Epidemiology data suggest that not all strains of L. monocytogenes are equally virulent in humans and that there may be strains that are more virulent in other animals (22, 25, 36). A number of our polymorphic probes have high BLASTx matches for gene products that may allow enhanced survival and virulence in the mammalian host. For example, probe 302 is exclusive to Division I and it is most similar to a ferrous transport gene (3). Iron availability is limited in host tissues, and pathogenic bacteria characteristically evolve mechanisms to acquire iron. Additionally, iron is thought to have a role in L. monocytogenes virulence gene regulation (32). Probe 297 has amino acid sequence similarity to regions of two adjacent open reading frames, both of which encode proteins involved with gut colonization (8, 23).
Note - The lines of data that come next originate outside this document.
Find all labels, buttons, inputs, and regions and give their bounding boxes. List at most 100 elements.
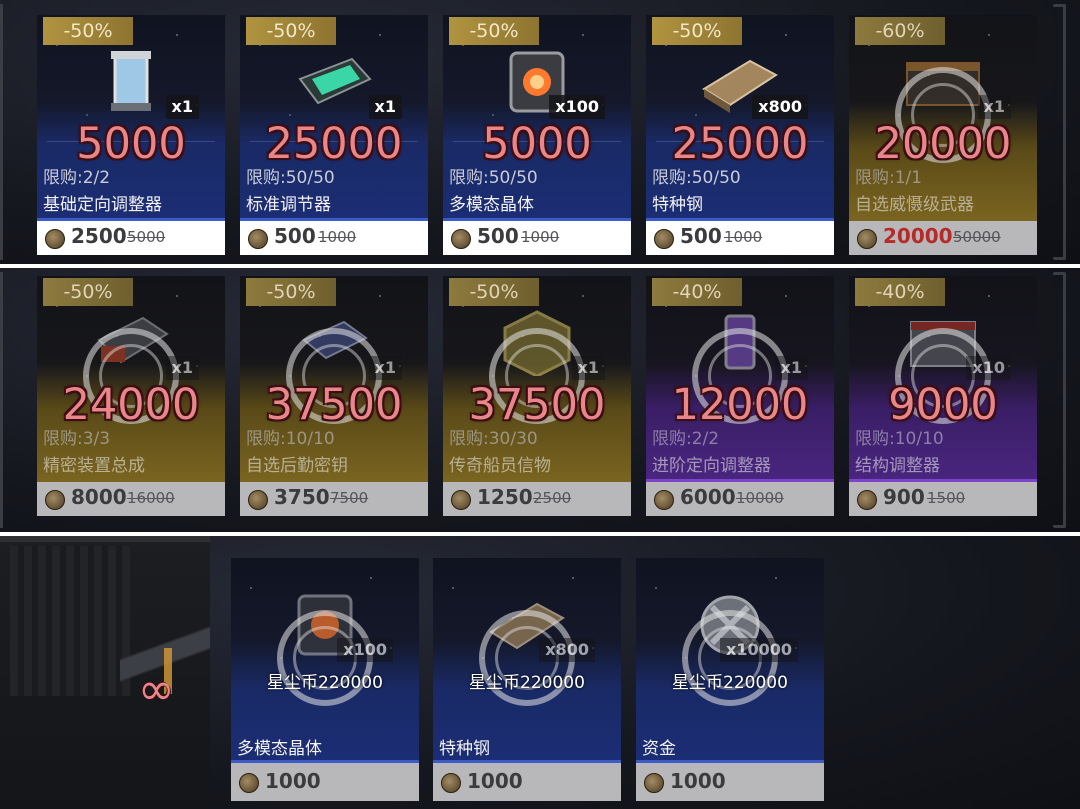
item-name: 多模态晶体 [237, 739, 322, 759]
item-quantity: x1 [774, 356, 808, 380]
stardust-coin-icon [441, 773, 461, 793]
discount-badge: -50% [246, 17, 336, 45]
sale-price: 6000 [680, 485, 736, 509]
discount-badge: -50% [43, 278, 133, 306]
item-name: 资金 [642, 739, 676, 759]
panel-frame [1053, 4, 1066, 260]
overlay-number: 37500 [468, 380, 606, 430]
shop-item-card-sold-out: -40% x10 限购:10/10 结构调整器 9000 900 1500 [849, 276, 1037, 516]
sale-price: 900 [883, 485, 925, 509]
price-button[interactable]: 500 1000 [646, 221, 834, 255]
price-button: 1000 [636, 763, 824, 801]
shop-panel-row-3: ∞ x100 星尘币220000 多模态晶体 1000 x800 星尘币2200… [0, 536, 1080, 809]
overlay-price: 星尘币220000 [267, 673, 383, 693]
overlay-number: 20000 [874, 119, 1012, 169]
space-station-backdrop [0, 536, 210, 809]
shop-panel-row-1: -50% x1 限购:2/2 基础定向调整器 5000 2500 5000 -5… [0, 0, 1080, 264]
stardust-coin-icon [45, 490, 65, 510]
item-quantity: x1 [571, 356, 605, 380]
sale-price: 2500 [71, 224, 127, 248]
stardust-coin-icon [248, 229, 268, 249]
overlay-number: 37500 [265, 380, 403, 430]
original-price: 16000 [127, 489, 175, 507]
price-button[interactable]: 500 1000 [240, 221, 428, 255]
sale-price: 500 [274, 224, 316, 248]
original-price: 1500 [927, 489, 966, 507]
item-quantity: x1 [165, 356, 199, 380]
discount-badge: -50% [652, 17, 742, 45]
overlay-number: 12000 [671, 380, 809, 430]
shop-item-card-sold-out: -50% x1 限购:3/3 精密装置总成 24000 8000 16000 [37, 276, 225, 516]
shop-item-card-sold-out: -50% x1 限购:30/30 传奇船员信物 37500 1250 2500 [443, 276, 631, 516]
shop-item-card[interactable]: -50% x800 限购:50/50 特种钢 25000 500 1000 [646, 15, 834, 255]
item-name: 自选威慑级武器 [855, 195, 974, 215]
original-price: 5000 [127, 228, 166, 246]
item-quantity: x10000 [720, 638, 798, 662]
original-price: 10000 [736, 489, 784, 507]
station-tower [10, 546, 130, 696]
price-button[interactable]: 2500 5000 [37, 221, 225, 255]
item-name: 结构调整器 [855, 456, 940, 476]
shop-item-card-sold-out: -60% x1 限购:1/1 自选威慑级武器 20000 20000 50000 [849, 15, 1037, 255]
discount-badge: -40% [855, 278, 945, 306]
shop-item-card[interactable]: -50% x100 限购:50/50 多模态晶体 5000 500 1000 [443, 15, 631, 255]
original-price: 1000 [724, 228, 763, 246]
panel-frame [0, 4, 11, 260]
stardust-coin-icon [857, 229, 877, 249]
overlay-number: 5000 [76, 119, 186, 169]
stardust-coin-icon [451, 229, 471, 249]
item-quantity: x100 [337, 638, 393, 662]
overlay-number: 5000 [482, 119, 592, 169]
price-button[interactable]: 500 1000 [443, 221, 631, 255]
item-name: 传奇船员信物 [449, 456, 551, 476]
overlay-price: 星尘币220000 [469, 673, 585, 693]
sale-price: 8000 [71, 485, 127, 509]
item-quantity: x1 [977, 95, 1011, 119]
stardust-coin-icon [857, 490, 877, 510]
discount-badge: -50% [449, 278, 539, 306]
stardust-coin-icon [654, 229, 674, 249]
price-button: 1250 2500 [443, 482, 631, 516]
shop-item-card[interactable]: -50% x1 限购:50/50 标准调节器 25000 500 1000 [240, 15, 428, 255]
item-name: 标准调节器 [246, 195, 331, 215]
discount-badge: -60% [855, 17, 945, 45]
original-price: 50000 [953, 228, 1001, 246]
discount-badge: -50% [43, 17, 133, 45]
overlay-number: 9000 [888, 380, 998, 430]
item-name: 进阶定向调整器 [652, 456, 771, 476]
item-name: 特种钢 [439, 739, 490, 759]
sale-price: 500 [477, 224, 519, 248]
capsule-icon [298, 57, 372, 105]
stardust-coin-icon [644, 773, 664, 793]
sale-price: 1000 [670, 769, 726, 793]
panel-frame [0, 272, 11, 528]
item-quantity: x1 [165, 95, 199, 119]
stardust-coin-icon [239, 773, 259, 793]
item-name: 多模态晶体 [449, 195, 534, 215]
sale-price: 1000 [467, 769, 523, 793]
overlay-number: 24000 [62, 380, 200, 430]
price-button: 6000 10000 [646, 482, 834, 516]
item-name: 特种钢 [652, 195, 703, 215]
price-button: 1000 [433, 763, 621, 801]
stardust-coin-icon [248, 490, 268, 510]
item-quantity: x100 [549, 95, 605, 119]
price-button: 3750 7500 [240, 482, 428, 516]
shop-item-card-sold-out: x100 星尘币220000 多模态晶体 1000 [231, 558, 419, 801]
infinity-symbol: ∞ [138, 664, 175, 715]
sale-price: 1250 [477, 485, 533, 509]
shop-item-card-sold-out: -40% x1 限购:2/2 进阶定向调整器 12000 6000 10000 [646, 276, 834, 516]
shop-item-card-sold-out: -50% x1 限购:10/10 自选后勤密钥 37500 3750 7500 [240, 276, 428, 516]
item-name: 基础定向调整器 [43, 195, 162, 215]
stardust-coin-icon [45, 229, 65, 249]
item-quantity: x1 [368, 95, 402, 119]
stardust-coin-icon [451, 490, 471, 510]
original-price: 1000 [521, 228, 560, 246]
container-icon [111, 51, 151, 111]
price-button: 20000 50000 [849, 221, 1037, 255]
shop-item-card[interactable]: -50% x1 限购:2/2 基础定向调整器 5000 2500 5000 [37, 15, 225, 255]
item-quantity: x800 [752, 95, 808, 119]
shop-item-card-sold-out: x10000 星尘币220000 资金 1000 [636, 558, 824, 801]
price-button: 1000 [231, 763, 419, 801]
original-price: 7500 [330, 489, 369, 507]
Probe 136 has 52% amino acid identity to L. monocytogenes ClpC ATPase, which is required for host cell adhesion and invasion and for stress tolerance (24, 27, 28). Additional polymorphic probes include close matches for four surface proteins similar to internalins. Probe 1069 includes an LPXTG motif that is found in all L. monocytogenes internalin proteins except InlB (9, 13), and probes 103, 134, and 1069 are most similar to membrane-bound lipoproteins. Both internalins and membrane-bound lipoproteins are implicated in the virulence potential of L. monocytogenes (reviewed in reference 6). In addition, probes 312 and 343 are related to the synthesis and expression of techoic acid-associated surface antigens. Probe 343 has 100% amino acid identity with a serotype 4b-4d-4e-specific gene cassette (20), and only serotype 4b (this study) had high intensity signals with this probe. Finally, four phage-related proteins and six polymorphic probe sequences with no putative functions were identified and these represent additional targets for investigation.

Library bias?

Two of the probe sequences from our array were virtually identical (probes 134 and 1072), and these and several related genes (150, 103, 367) are known to occur in close proximity on the L. monocytogenes genome (15). Furthermore, four of the probe sequences (13.8%) were phage related whereas only 1.4% of the L. monocytogenes genome encompasses phage-related sequences (15). The likelihood that even two identical sequences (or very closely linked sequences) would be found within the 585 probes (600-bp sequences) randomly selected for the array was very remote (2 × 10⁻³) for a genome of this size (3 Mbp). To have several of these unlikely combinations present on the array suggested that the method we used to make the original reference library biased the selection of insert DNA. The library was constructed by first fragmenting genomic DNA with a frequently cutting restriction enzyme (CviJI; 5-YGCR-3) followed by the size fractionation and purification of ca. 600-bp fragments for cloning. With the recent release of the Listeria genome sequence (NC_003210), we have now determined that this enzyme will cut the genome at approximately 34,119 sites, resulting in an average fragment length of 86 bp. In fact, there are only 486 predicted fragments between 400 and 800 bp, based on this restriction enzyme, which suggests that, if the restriction digest were 100% efficient, then we would have seen several replicate probe sequences.

Despite the potential limitations of our original clone library, we found a number of very useful genetic markers and identified several genes that might be related to differential fitness and virulence. Our dendrogram was not significantly affected by the library bias given that our findings are consistent with what has been reported in the literature. A new array constructed from truly random fragments (e.g., using a nebulizer or sonicator) may be much more informative with respect to more recent phylogenetic divisions and may provide a better estimate of genetic diversity while providing additional targets to investigate with respect to differential fitness and virulence.